Presentation on theme: "Resisting Slavery Chapter 1, Lesson 2. African American Resist Slavery When enslaved people resisted slavery, they were fighting for freedom. Slaves were."— Presentation transcript:
Resisting Slavery Chapter 1, Lesson 2
African American Resist Slavery When enslaved people resisted slavery, they were fighting for freedom. Slaves were fighting against a cruel system. Slave codes: Laws to control the behavior of slaves.
African American Resist Slavery Slaves had no choices. Slaves were moved when they were sold. Families would be split. Slaves would be beaten or abused. Owners would tell slaves when work began and when the work day would end. Slaves could not leave a plantation without permission
African American Resist Slavery
Resistance took many forms: Refused to obey the owner. Holding back their work pace. Pretended to be sick Broke their tools Learning to read and write.
Nat Turner, led a rebellion of slaves in Southampton County, Virginia. Turner and his followers killed about 60 whites, and were not stopped until soldiers were called out to stop them. Soldiers killed more than 100 African Americans before the rebellion ended. Turner was captured and hanged.
Joseph Cinque led a rebellion on the Spanish slave ship the Amistad. A group of 53 slaves seized the ship and told Spanish sailors to sail them back to Africa. The Spaniard tricked them and instead sailed the Amistad north along the coast of the United States. The Supreme Court decided to free the Africans and send them back to Africa.
Underground Railroad The Underground Railroad was an organized secret system set up to help enslaved people escape from the South to freedom in the North or Canada. The Underground Railroad probably got its name when railroads became popular. The guides were called conductors. The houses, barns, safe houses were called stations. The train lingo, kept people from being suspicious if a conversation was over heard.

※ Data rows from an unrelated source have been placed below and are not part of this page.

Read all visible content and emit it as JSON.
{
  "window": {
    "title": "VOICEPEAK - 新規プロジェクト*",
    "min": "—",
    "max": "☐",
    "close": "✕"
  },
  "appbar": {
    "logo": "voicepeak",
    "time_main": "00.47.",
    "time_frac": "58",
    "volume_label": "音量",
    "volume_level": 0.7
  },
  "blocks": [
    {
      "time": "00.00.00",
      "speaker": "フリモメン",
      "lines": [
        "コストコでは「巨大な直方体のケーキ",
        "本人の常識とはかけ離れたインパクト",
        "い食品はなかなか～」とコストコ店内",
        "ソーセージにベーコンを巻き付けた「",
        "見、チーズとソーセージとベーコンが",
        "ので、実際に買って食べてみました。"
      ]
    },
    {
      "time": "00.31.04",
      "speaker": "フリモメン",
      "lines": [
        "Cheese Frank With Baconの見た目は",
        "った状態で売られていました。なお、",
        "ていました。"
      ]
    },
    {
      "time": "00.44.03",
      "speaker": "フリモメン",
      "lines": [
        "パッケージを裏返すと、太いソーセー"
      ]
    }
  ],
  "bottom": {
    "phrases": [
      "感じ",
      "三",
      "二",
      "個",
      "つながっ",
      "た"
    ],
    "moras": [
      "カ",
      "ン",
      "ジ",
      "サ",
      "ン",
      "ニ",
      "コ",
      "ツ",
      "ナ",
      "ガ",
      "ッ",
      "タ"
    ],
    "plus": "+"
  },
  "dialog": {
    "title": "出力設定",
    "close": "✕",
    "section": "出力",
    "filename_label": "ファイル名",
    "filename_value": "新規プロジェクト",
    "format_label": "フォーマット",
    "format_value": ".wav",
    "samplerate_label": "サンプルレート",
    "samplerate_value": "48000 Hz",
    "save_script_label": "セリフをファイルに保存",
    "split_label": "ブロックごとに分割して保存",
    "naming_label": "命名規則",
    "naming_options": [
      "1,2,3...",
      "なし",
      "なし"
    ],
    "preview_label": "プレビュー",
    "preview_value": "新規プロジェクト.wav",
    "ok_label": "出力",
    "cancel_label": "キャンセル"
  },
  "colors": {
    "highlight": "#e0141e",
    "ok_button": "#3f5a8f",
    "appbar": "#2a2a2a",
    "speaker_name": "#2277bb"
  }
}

To find their way north, escaping slaves were guided by the North Star. On cloudy nights they felt for the moss on tree trunks, because moss tends to grow on the north side of the tree. All along the journey, they faced the risk of capture, a severe beating, or death. Between 40,000 and 100,000 slaves escaped using the Underground Railroad.
Harriet Tubman was the most famous “conductor” on the Underground Railroad. Tubman, 29 years old and escaped slavery herself, returned south 19 times to lead more than 300 people to safety.
Levi and Catherine Coffin were white teachers who helped more than 2,000 slaves escape to freedom. Once he was told that twenty-eight fugitives were hiding outside Newport. The next day Levi Coffin gathered together a number of carriages, loaded all the party into them, and sent a long, funeral- like procession on the road to Cumminsville.
Free African Americans By 1860, 4.5 million African Americans lived in the United States. Only one out of every nine African Americans were free. Most free African Americans lived in cities, but they feared losing their freedom. Any white person could accuse a free black person of being a slave, and without a certificate of freedom, African Americans could be sent back into slavery.
Free African Americans
Questions Chap 1 L1. 1. Explain how differences between the North and South led to conflict between them. 2. Why did the South need slavery? 3. Why didn’t the North need slavery? 4. What is a Tariff? 5. In 1860, were more African Americans enslaved or free?
Questions Chap 1 L2 6. Describe some ways enslaved African Americans resisted slavery. 7. Describe what happened in the Nat Turner rebellion? 8. Describe the Underground Railroad.